そして、そのやらかしてしまった召喚者が助けを求めたのが『超克のファルシオン』だったらしい。そこまで聞いた警備隊の責任者は、自分の責任で今までの捜査資料をすべて開示した。
「え、これ外部に見せたらいけない奴じゃ……」
「この事件が解決するなら、この首1つぐらいは賭けられる。これ以上続いて胃が壊れる事に比べれば安いものだ」
「……心中、お察しします」
と言う訳で、『超克のファルシオン』全面協力の元捜査は一気に進展。町の空き家の1つに勝手に住みつき、各種認識阻害魔法を駆使して潜伏していた魔族の捕縛と相成った。
で、それはいいのだが、問題はスライムが服だけを溶かす現象である。もしこれが「狙った物だけを溶かす」という特性なら、とんでもない発明だ。使い道などいくらでもあるだろう。もちろん、悪用する事も十分可能だ。
相手が悪用だけを考えていた場合に備え、念の為警備隊の責任者も立ち合いの元、“天秤にして断罪”の神の審判の奇跡を願って追及する事にしたのだが……。

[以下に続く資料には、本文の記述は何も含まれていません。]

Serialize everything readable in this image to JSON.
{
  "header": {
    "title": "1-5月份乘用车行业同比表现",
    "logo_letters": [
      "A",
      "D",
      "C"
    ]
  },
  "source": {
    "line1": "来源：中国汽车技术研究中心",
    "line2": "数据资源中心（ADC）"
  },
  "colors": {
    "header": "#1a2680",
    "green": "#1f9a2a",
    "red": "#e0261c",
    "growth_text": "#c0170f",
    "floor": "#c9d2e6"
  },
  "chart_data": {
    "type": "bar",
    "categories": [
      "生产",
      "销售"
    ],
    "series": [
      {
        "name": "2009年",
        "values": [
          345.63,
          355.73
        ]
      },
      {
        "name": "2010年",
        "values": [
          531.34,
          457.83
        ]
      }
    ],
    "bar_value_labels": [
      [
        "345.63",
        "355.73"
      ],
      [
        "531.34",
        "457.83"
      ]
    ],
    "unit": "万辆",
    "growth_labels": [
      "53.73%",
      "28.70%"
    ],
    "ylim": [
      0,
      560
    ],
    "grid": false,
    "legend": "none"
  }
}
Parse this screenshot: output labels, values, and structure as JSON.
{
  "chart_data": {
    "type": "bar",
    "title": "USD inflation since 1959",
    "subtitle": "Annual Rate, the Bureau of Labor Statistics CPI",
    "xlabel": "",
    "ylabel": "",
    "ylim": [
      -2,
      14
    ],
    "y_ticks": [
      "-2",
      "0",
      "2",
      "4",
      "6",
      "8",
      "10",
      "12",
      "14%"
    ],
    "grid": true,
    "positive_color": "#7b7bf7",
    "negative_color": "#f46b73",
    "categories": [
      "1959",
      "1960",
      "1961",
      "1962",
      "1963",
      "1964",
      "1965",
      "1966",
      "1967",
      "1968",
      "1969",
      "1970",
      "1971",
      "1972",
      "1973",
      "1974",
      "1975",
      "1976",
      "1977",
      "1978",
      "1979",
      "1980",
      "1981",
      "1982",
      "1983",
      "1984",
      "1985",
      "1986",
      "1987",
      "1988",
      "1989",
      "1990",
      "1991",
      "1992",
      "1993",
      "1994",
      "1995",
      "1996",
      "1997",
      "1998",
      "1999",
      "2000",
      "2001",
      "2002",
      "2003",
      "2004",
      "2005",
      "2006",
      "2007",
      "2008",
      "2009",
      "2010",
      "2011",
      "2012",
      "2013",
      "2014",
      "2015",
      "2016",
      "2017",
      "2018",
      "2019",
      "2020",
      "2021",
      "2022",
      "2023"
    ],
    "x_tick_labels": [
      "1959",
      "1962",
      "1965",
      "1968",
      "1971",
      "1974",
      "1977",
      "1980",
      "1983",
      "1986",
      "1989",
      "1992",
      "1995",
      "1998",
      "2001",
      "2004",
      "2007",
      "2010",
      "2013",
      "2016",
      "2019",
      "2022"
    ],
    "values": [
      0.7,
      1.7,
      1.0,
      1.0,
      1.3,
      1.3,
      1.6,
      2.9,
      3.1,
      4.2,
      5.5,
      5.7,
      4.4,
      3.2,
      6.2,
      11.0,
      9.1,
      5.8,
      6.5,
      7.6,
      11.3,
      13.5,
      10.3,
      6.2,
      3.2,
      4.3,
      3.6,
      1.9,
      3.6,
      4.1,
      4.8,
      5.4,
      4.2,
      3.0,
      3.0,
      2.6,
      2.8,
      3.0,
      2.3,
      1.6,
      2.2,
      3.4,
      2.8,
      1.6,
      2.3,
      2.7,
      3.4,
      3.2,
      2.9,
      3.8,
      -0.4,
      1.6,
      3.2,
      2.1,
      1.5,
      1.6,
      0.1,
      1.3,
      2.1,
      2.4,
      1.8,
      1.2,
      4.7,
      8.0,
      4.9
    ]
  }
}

「え、そんな便利な特性無いに決まってる。というか、そんな特性持ったスライムを作れてたらそれで食えてるよ」
「じゃあどうして服だけが溶けたんだ?」
「そりゃ、スライムが触れたら溶ける繊維を作ったからだな。いやー、古着屋って便利だわ。研究費と生活費が稼げる上に時間経過で無作為の被験者が増えるから、研究が進む進む」
……後に調べた所、事件が起こる数日前辺りから、古着屋に連日古着とは思えない新しい服を売りに来ていた人物がいたことが判明した。そして被害者たちは、全員その売られた服を買って着用していたという事も。
もちろんその「スライムが触れたら溶ける服」は即日回収。魔族は『超克のファルシオン』が引き取って、町と警備隊員たちの胃には平和が訪れたという――――。